Today with micro-transactions you are paying again for a game you already own. When I was a kid buying a new computer game was a big deal. I still remember vividly the day I saw the box for Monkey Island 2 and, it being about 6 weeks away, I starting dropping hints for my birthday that year. Back then, really good PC games were few and far between. Consoles were where the games seemed to go, be it a Nintendo games console or a Sega Master System, if you wanted to play games you were expected to go for a dedicated machine. In our house though the idea of having this device just for games was not an option, so, having already installed a PC in the house, we were encouraged to use this if we really wanted computer games.
There was one common theme though. You bought it, it was yours. Online gaming was still a while away, and the closest you got to having to pay again for a game was the shareware model. At the time, for example, if you went to a video game store you could buy the first episode of the original Wolfenstein 3D (btw you can play it online at this link) for about £6.99. This got you the first 10 levels or so and if you liked the game you could then purchase the next 2 episodes for about £25. This was clever and is a technique that has continued to this day in games released in episodic form. At the time there’s no way as a kid I would have been able to fork out 25-30 pounds in one go, but £6.99 I could probably save up for quite quickly.
Okay, so in hindsight the idea of micro-transactions isn’t a unique thing and probably has its origins in this model. The reason it worked though was that PC gaming wasn’t as big and, like most people I couldn’t justify a large money purchase for a game that would crash my system or take a half a day to reconfigure the config.sys file on my machine. Today though there is a new theme with games, that of micro-transactions within the game or as add-ons to the program.
If you’re not a gamer this may seem a bit strange, but the idea is that you purchase a game from a big development house, and you have 2 ways to progress in the game; either you can play for hours and hours slogging away to build up points and achievements, or, if you are playing a game with the option for purchasing content, you can pay to get certain items and achievements. Bare in mind that you have still spent anywhere between €30 to €80 to purchase the base game in the first place, but now you can be asked to spend 99c here and there in order to make your playing ‘a better experience’.
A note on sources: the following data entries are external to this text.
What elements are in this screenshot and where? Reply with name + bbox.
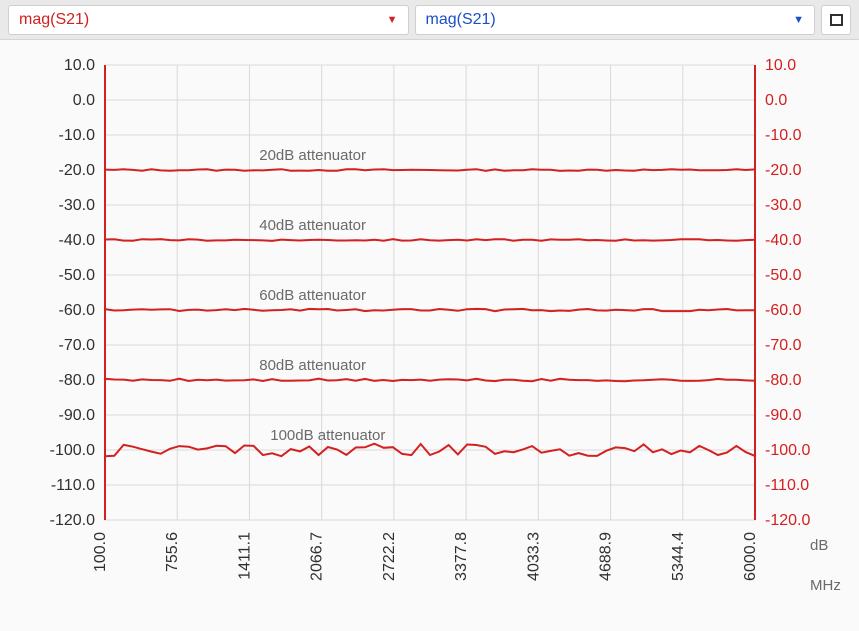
y-tick-right: -60.0 <box>765 302 802 319</box>
x-unit-label: MHz <box>810 577 841 594</box>
series-label: 100dB attenuator <box>270 427 385 444</box>
x-tick: 3377.8 <box>453 532 470 581</box>
x-tick: 4033.3 <box>525 532 542 581</box>
y-tick-left: -110.0 <box>51 477 95 494</box>
trace-line <box>105 169 755 171</box>
y-tick-left: -120.0 <box>50 512 95 529</box>
y-tick-left: -30.0 <box>59 197 96 214</box>
y-tick-left: -100.0 <box>50 442 95 459</box>
chart-svg: 10.0 10.0 0.0 0.0 -10.0 -10.0 -20.0 -20.0 -30.0 -… <box>0 40 859 631</box>
y-tick-left: -20.0 <box>59 162 96 179</box>
layout-button[interactable] <box>821 5 851 35</box>
x-tick: 2066.7 <box>309 532 326 581</box>
y-tick-left: 10.0 <box>64 57 95 74</box>
x-tick: 755.6 <box>164 532 181 572</box>
y-tick-left: -80.0 <box>59 372 96 389</box>
x-tick: 4688.9 <box>598 532 615 581</box>
y-tick-left: -40.0 <box>59 232 96 249</box>
trace-left-dropdown[interactable]: mag(S21) ▼ <box>8 5 409 35</box>
y-tick-right: -110.0 <box>765 477 809 494</box>
series-label: 20dB attenuator <box>259 147 366 164</box>
y-tick-right: -40.0 <box>765 232 802 249</box>
y-tick-right: -80.0 <box>765 372 802 389</box>
y-tick-right: -30.0 <box>765 197 802 214</box>
chevron-down-icon: ▼ <box>793 14 804 26</box>
chart-area: 10.0 10.0 0.0 0.0 -10.0 -10.0 -20.0 -20.0 -30.0 -… <box>0 40 859 631</box>
y-tick-left: -70.0 <box>59 337 96 354</box>
x-tick: 1411.1 <box>236 532 253 580</box>
trace-line <box>105 379 755 382</box>
x-tick: 5344.4 <box>670 532 687 581</box>
y-tick-right: -100.0 <box>765 442 810 459</box>
series-label: 60dB attenuator <box>259 287 366 304</box>
toolbar: mag(S21) ▼ mag(S21) ▼ <box>0 0 859 40</box>
x-tick: 100.0 <box>92 532 109 572</box>
trace-right-dropdown[interactable]: mag(S21) ▼ <box>415 5 816 35</box>
series-label: 80dB attenuator <box>259 357 366 374</box>
y-tick-right: -10.0 <box>765 127 802 144</box>
y-tick-left: -60.0 <box>59 302 96 319</box>
y-tick-right: -120.0 <box>765 512 810 529</box>
trace-left-label: mag(S21) <box>19 11 89 29</box>
x-tick: 2722.2 <box>381 532 398 581</box>
series-label: 40dB attenuator <box>259 217 366 234</box>
x-tick: 6000.0 <box>742 532 759 581</box>
trace-right-label: mag(S21) <box>426 11 496 29</box>
chevron-down-icon: ▼ <box>387 14 398 26</box>
y-tick-right: 0.0 <box>765 92 787 109</box>
y-tick-left: 0.0 <box>73 92 95 109</box>
y-tick-right: -70.0 <box>765 337 802 354</box>
y-tick-right: -90.0 <box>765 407 802 424</box>
y-tick-left: -90.0 <box>59 407 96 424</box>
trace-line <box>105 239 755 241</box>
y-unit-label: dB <box>810 537 828 554</box>
y-tick-right: -50.0 <box>765 267 802 284</box>
square-icon <box>830 14 843 26</box>
y-tick-left: -50.0 <box>59 267 96 284</box>
y-tick-left: -10.0 <box>59 127 96 144</box>
y-tick-right: -20.0 <box>765 162 802 179</box>
y-tick-right: 10.0 <box>765 57 796 74</box>
trace-line <box>105 309 755 311</box>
Development houses have made a simple argument about these in-game purchases; unlike games in the past which they wrote, created and sold and that was the end of it, games today are updated, improved and added to over time and these additional sources of revenue help for this on going development. This leads me to 2 obvious problems. Firstly there have been instances of developers releasing a buggy game at full price and using this as an excuse to push out patches and fixes at a later stage, and secondly it means that people who have the money can progress more easily in the game and others might feel the need to spend their cash to do the same.
These micro-transactions seem like tiny amounts, but soon enough they add up. We’ve heard horror stories of people getting bills for hundreds and even thousands of Dollars or Euro because their kids got a hold of their iPad, went nuts on Candy-Crush and figured out how to use the pre-stored credit card details to buy additional achievements. Each click of the mouse, or tap of the screen which costs you a Euro or whatever can soon spiral out of control and end up with a big bill.
How bad can this issue be you ask? We’ll take the just released Star Wars: Battlefront II game which has been hugely hyped over the last few months and anticipated by Star Wars fans and gamers alike. The game was released to a selected group of consumers in advance of the global launch and instantly developers EA games & Dice were hit with criticisms. The deluxe edition of the game retailed at €80 and was their flagship as it offered pre-upgraded and enhanced characters promising a leg up on the game play. Or you could buy the standard version for about €45. Gamers excitedly installed and got up and running only to find that certain characters, particularly fan favorites like Darth Vader we’re not playable out of the box and the game expected you to play for 40 hours plus, or pay to access these avatars.
Not a good experience for people and they have quickly rolled back on this in advance of the game going live everywhere. And in case you’re wondering if this is limited to PC or mobile, this is now getting to be pretty standard across all consoles and with a lot of games. The bigger issue I have is that if you can pay to skip building up the achievements and skip ahead with these purchases, is the game any fun to play any more? Knowing that there is a quick short cut to get ahead and if you have this knowledge is hanging over you all the time, how long before you’re tempted to use the easy way out?
It’s an interesting fact that playing games has been proven to release certain chemicals associated with joy and pleasure in many gamers, and so too has the act of spending money, so I wonder if the developers are actively counting on these facts to give you an artificial high by playing and buying. Casino’s and online gambling is strictly regulated in many countries, and yet these in-game purchases have all the hallmarks of addiction, gaming and artificial senses of achievement, so is this the next industry to see scrutiny?